Like the 1.25% ratio, the minimum balance would be arbitrary. In my earlier article I suggested $37 billion as a minimum required balance for a merged fund as of last June 30. On March 31, 2001, a merged fund would have had a balance of $43.7 billion, $6.7 billion above the suggested minimum.

If losses remained low, as they should under the FDIC Improvement Act's prompt corrective action requirement, then the fund balance over the minimum amount would grow. This would provide the industry and taxpayers with increased protection against future catastrophic losses.

• Three: Immediately rebate assessments on fast-growers to slow-growers. By adopting a minimum dollar balance for a merged fund, deposit growth would no longer be a factor in setting premiums. Removing this threat would help lessen the division that has developed between new and fast-growing institutions as compared with slow-growing ones.

It would still be true that the new and fast-growers would not have made any contribution to the fund balance, so a fairness argument can be made that those with faster-than-average deposit growth should make a proportionate contribution to the fund. However, such contributions should immediately be rebated to those with slower-than-average growth. This would effectively rebalance everyone's contribution to the fund.

In the context of a minimum dollar balance for the fund, though, it might not be worth the political fight to enact this rebalancing measure.

• Four: Base risk-sensitive premiums on leading indicators of banking risk. Banks and thrifts with risk factors above a threshold level should pay an explicit premium. However, it should be based on leading indicators of banking risk, not the lagging indicators the FDIC has proposed, such as nonperforming loans and capital levels.

Leading risk indicators fall into two categories - specific to a bank and external to it. Internal indicators include rapid growth, poor controls, and risk mismatches, such as extremes in maturity mismatching.

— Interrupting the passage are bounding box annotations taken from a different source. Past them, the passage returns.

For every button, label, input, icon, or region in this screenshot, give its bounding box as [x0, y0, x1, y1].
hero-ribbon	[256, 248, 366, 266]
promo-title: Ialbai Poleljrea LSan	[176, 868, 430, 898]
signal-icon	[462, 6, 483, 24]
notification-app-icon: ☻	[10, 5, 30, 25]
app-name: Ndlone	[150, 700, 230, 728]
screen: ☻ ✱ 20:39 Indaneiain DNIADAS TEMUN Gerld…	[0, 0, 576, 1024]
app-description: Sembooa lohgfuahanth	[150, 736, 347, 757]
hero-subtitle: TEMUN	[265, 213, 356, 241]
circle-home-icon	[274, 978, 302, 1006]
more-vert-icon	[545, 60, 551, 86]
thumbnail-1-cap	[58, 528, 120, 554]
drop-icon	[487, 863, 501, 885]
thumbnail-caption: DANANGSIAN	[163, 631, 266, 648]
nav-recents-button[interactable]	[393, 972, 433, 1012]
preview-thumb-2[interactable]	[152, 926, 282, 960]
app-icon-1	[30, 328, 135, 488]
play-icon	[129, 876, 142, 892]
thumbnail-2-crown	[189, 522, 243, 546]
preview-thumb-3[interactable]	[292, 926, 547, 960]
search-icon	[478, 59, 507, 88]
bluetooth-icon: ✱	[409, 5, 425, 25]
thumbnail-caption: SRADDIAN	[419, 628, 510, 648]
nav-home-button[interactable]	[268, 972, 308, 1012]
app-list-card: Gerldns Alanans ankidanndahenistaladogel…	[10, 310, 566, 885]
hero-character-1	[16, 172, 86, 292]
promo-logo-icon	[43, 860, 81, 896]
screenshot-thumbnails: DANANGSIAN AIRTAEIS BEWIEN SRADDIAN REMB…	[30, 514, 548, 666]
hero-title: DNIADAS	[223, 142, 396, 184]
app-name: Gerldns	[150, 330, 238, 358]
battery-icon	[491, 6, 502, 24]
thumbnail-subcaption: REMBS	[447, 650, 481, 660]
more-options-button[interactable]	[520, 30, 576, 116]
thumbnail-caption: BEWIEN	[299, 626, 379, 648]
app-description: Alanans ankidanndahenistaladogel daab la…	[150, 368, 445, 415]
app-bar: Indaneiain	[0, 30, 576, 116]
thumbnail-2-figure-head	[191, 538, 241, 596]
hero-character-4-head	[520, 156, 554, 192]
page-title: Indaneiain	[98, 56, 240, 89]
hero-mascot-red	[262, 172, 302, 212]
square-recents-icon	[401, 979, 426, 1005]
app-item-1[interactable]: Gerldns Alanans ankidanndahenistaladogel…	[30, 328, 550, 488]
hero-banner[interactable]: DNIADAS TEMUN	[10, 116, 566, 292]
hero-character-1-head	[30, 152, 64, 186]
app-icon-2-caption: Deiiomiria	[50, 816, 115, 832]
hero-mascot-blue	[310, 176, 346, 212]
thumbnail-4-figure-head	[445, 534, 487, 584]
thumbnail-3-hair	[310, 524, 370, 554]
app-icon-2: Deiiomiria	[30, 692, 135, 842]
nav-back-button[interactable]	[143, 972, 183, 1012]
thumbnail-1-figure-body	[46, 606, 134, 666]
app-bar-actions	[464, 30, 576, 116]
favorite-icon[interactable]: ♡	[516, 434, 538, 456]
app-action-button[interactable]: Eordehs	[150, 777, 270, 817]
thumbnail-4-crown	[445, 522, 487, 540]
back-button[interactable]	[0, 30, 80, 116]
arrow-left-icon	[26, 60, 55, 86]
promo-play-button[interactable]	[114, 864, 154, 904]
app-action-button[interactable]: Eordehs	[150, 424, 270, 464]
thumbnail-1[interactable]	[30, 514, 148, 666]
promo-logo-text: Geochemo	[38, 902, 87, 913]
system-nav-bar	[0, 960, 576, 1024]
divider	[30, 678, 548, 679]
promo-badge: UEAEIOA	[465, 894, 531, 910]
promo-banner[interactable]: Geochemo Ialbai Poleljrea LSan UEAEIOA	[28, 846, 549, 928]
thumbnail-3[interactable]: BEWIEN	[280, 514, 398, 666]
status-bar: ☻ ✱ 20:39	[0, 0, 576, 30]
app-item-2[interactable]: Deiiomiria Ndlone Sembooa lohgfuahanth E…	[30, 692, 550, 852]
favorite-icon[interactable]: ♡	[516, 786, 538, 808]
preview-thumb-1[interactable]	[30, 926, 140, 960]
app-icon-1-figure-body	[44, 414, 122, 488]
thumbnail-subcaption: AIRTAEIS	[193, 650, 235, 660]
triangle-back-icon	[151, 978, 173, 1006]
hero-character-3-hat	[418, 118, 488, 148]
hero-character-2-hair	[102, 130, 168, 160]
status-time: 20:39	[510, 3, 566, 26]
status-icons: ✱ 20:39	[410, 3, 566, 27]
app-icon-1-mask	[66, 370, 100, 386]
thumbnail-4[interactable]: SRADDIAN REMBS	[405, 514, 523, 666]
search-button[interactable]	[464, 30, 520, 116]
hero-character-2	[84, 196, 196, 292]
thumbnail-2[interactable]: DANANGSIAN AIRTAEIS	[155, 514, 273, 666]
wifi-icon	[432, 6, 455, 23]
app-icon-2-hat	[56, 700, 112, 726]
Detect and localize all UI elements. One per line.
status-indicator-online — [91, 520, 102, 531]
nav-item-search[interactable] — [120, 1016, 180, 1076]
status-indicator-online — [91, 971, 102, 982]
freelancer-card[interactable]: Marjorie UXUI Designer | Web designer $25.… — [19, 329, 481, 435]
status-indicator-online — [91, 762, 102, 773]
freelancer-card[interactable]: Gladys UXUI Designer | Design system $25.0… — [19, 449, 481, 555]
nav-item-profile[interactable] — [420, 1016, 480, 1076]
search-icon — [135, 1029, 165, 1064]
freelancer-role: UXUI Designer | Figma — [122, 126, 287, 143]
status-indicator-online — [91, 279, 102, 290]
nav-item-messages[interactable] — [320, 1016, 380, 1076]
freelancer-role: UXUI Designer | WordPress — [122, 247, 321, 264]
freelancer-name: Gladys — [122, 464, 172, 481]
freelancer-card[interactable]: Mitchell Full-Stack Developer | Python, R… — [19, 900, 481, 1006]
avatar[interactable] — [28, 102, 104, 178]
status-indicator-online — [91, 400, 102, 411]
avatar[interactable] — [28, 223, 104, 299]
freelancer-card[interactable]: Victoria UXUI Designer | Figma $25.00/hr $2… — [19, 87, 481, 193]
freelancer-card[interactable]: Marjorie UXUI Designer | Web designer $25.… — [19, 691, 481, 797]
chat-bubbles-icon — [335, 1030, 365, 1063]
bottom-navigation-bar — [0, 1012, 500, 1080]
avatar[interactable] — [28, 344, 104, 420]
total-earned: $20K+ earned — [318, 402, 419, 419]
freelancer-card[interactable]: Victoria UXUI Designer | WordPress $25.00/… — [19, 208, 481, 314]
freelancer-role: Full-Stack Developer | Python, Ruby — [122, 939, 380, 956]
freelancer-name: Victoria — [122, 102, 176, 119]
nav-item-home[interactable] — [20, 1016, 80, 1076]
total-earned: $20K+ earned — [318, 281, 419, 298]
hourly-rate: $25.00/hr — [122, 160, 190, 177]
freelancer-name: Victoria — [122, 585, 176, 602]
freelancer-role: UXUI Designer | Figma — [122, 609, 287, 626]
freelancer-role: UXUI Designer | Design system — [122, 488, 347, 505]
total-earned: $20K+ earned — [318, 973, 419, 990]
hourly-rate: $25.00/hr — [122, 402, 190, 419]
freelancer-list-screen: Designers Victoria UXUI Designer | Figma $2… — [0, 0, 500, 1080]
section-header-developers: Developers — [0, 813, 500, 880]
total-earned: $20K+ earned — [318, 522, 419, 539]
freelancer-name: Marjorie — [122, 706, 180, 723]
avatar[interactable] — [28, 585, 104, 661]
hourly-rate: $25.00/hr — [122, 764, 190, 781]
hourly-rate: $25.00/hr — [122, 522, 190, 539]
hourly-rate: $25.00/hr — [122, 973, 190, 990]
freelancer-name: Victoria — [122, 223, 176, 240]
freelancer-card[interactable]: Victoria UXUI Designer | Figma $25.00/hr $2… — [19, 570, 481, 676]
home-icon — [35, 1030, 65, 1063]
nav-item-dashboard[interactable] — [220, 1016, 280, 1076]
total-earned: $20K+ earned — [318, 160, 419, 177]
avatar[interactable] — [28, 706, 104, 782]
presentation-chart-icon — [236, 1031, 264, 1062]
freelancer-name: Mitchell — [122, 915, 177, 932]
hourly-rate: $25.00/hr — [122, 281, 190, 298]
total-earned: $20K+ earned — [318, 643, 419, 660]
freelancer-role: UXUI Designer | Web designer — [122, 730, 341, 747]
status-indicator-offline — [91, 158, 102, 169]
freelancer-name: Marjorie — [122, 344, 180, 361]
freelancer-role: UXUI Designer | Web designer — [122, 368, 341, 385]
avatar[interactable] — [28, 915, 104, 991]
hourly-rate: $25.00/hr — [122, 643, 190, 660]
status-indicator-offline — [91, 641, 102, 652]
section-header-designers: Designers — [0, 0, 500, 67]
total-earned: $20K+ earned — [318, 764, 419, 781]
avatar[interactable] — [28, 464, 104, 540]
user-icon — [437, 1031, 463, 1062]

External indicators center on exposures to unhealthy sectors or regions of the economy or to asset bubbles, such as inflated land prices or overbuilt real estate markets.

Basing premiums on leading risk indicators would not only discourage risky banking before the fact but also reduce the likelihood that a weak bank would be slugged with high premiums. Weak banks, of course, should always be encouraged to recapitalize themselves or to merge with a stronger institution.

• Five: Address the deposit insurance limit issue. The first four recommendations deal solely with FDIC finances, which makes it easier to address a nonfinancial issue, deposit insurance limits. Some fear that higher limits will trigger across-the-board premiums. That would not happen if a minimum dollar balance were adopted for the fund, since the resulting increase in insured deposits would not drive a premium hike.

The limit issue breaks into two pieces - an immediate substantial jump in the dollar limit and indexing the limit in the future. There is also the related issue of providing complete coverage for municipal deposits. These concerns can be addressed reasonably if Congress first resolves the financial issues, as recommended above.

Ely is the principal in Ely & Co., a financial institutions and monetary policy consulting firm in Alexandria, Va.